You need to submit a project proposal (2 pages IEEE format) by week 3. The proposal should provide a brief description of the paper you want to replicate with a motivation for why you want to replicate this paper. It should also have a detailed discussion of the data that will be used in the project: where will you get the data originally used in the paper, and what is the new data that you want to replicate the experiment on.
Based on the feedback from me, you will present in Week 5 (a 5 minute presentation) to the class. The proposal paper and presentation is 10%.
There are two major milestones: (1) About 1.5 months before end of term, you submit a 2 page IEEE style report (at least) on the replication of the paper with the original data for 10% of the grade, and (2) by the end of the term you present the replication of the paper on new data (10% for the class presentation and 20% for the final paper).

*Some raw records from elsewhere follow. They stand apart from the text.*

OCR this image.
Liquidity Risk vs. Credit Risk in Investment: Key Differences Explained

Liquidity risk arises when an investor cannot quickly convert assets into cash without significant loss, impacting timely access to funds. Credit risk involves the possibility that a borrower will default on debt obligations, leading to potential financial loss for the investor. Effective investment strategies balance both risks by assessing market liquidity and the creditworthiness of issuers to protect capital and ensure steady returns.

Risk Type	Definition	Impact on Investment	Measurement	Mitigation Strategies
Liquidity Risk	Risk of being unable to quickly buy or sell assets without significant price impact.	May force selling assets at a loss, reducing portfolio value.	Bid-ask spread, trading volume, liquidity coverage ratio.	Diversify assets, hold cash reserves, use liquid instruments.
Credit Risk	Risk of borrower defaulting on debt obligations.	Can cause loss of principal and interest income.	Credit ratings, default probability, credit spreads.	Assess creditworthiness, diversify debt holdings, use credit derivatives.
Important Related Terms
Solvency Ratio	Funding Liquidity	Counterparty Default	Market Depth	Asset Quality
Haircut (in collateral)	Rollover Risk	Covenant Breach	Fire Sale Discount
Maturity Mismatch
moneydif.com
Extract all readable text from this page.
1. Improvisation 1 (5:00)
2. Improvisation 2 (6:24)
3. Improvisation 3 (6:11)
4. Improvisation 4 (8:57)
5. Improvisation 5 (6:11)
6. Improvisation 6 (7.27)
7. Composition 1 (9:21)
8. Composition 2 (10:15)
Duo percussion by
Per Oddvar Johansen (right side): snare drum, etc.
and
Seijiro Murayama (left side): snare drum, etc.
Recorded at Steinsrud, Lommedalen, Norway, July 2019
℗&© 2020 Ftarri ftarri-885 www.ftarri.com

Your project will be graded according to depth of your work, correctness of your analysis, and the presentation quality of your written report and class presentation in the last week of class. The GitHub, SourceForge, World of Code, Stackoverflow, Android and Apache datasets are possible sources of data to use for your project. Advice on writing a project report are here.

ACADEMIC INTEGRITY
UWaterloo policy on academic integrity will be strictly enforced.